In a case of déjà vu all over again, Inner Traditions/Bear & Company in Rochester, Vt., is looking to reap sales from the back-end story of a bestseller. In 2003, Dan Brown's The Da Vinci Code helped bump up sales for Margaret Starbird's The Woman with the Alabaster Jar, to 35,000 copies for the year—more than it sold between its publication in 1993 and 2002. Continuing strong sales for Starbird's book, as well as other alternative Christian titles like Jean-Yves Leloup's The Gospel of Mary Magdalene, gave Inner Traditions a strong sales boost over the last three years.

Now the company has another bestseller connection, albeit a tenuous one.

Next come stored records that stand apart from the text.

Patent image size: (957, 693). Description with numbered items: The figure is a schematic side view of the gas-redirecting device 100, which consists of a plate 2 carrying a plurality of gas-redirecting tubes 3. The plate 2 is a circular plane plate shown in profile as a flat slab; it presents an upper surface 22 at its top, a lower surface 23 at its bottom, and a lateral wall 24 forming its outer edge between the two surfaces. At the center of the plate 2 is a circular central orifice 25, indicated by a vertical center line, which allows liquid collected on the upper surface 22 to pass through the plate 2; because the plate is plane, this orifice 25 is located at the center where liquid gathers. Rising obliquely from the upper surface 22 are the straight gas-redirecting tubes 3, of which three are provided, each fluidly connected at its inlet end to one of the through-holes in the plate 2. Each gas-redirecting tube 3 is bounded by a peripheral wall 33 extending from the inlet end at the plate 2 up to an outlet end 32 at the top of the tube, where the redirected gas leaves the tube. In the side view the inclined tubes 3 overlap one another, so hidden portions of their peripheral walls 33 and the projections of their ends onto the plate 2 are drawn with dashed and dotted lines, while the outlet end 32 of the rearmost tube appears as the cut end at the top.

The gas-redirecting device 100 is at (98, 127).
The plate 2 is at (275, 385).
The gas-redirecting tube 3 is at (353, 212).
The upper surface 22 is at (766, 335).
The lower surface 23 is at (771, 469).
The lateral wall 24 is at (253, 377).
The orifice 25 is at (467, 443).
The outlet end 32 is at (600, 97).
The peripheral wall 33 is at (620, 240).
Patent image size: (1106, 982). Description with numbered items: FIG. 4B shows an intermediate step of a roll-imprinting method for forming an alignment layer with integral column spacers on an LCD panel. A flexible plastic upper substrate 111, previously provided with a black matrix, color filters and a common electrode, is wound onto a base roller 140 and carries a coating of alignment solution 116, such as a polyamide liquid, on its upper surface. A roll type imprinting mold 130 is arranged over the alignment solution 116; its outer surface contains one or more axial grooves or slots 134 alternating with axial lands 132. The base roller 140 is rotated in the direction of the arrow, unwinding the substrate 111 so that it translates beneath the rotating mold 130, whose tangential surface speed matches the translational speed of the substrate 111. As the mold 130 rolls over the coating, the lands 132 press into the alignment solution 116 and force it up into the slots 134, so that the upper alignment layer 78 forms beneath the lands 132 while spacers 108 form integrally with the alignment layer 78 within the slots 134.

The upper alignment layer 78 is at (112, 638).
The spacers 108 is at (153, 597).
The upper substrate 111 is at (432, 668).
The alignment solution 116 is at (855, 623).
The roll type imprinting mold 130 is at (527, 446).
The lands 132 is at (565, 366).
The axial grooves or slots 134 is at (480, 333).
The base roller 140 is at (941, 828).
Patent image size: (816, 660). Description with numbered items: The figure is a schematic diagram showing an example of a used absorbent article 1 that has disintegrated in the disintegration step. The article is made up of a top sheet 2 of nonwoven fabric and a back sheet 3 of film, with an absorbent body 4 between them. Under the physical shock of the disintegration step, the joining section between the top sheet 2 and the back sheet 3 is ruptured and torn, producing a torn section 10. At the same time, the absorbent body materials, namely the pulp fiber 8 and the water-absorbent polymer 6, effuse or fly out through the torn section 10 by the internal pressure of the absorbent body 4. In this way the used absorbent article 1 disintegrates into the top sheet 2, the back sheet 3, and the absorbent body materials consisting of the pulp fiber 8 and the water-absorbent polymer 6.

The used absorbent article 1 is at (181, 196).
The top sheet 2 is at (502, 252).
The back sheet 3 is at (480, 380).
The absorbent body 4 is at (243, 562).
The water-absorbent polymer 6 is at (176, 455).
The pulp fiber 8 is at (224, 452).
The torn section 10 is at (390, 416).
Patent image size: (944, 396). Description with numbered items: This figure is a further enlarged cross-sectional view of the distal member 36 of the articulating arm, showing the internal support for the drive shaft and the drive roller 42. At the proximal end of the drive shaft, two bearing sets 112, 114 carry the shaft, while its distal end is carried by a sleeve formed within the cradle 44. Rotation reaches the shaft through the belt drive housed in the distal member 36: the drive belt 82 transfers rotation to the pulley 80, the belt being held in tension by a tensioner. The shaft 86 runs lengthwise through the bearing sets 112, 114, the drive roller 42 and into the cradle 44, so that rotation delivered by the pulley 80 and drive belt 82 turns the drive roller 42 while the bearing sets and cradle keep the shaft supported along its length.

Inner Traditions published the five mind/body/spirit titles that preceded writer John Perkins's bestselling book from Plume, Confessions of an Economic Hitman. Perkins's journey from hitman to shaman is reflected in books like Shapeshifting: Techniques for Global and Personal Transformation and The World Is as You Dream It: Teachings from the Amazon and Andes.

To help guide readers to its Perkins books, Inner Traditions repackaged three titles last month, making Perkins's name bigger, and clearly identifying him as the author of Hitman. Still, the connection has not been an easy sell, even in-house. "When I first had the idea of repackaging them, almost everybody said, What do these books have to do with one another? There was quite a bit of resistance," recalled Inner Traditions president and publisher Ehud Sperling. "However, if you look a little deeper, you'll find not all people will be interested in John's life as a shaman and a teacher, but a vast majority will."

Inner Traditions is already starting to see an uptick in sales at Barnes & Noble after Shapeshiftingwas put on the front tables at the chain; sales increased five times at Amazon after the e-tailer linked Shapeshifting to Hitman through its Better Together program. The repackaged Shapeshifting had a first printing of 10,000 copies; it sold 24,000 copies between 1997 and 2005.

At Boulder Book Store in Boulder, Colo., which has a strong metaphysical section and has done well with Perkins's books, head buyer Arsen Cascassian said that he was unaware that the two John Perkins were, in fact, one and the same. But knowing that, he plans to have some Inner Traditions titles on hand for a Perkins event in April at the store.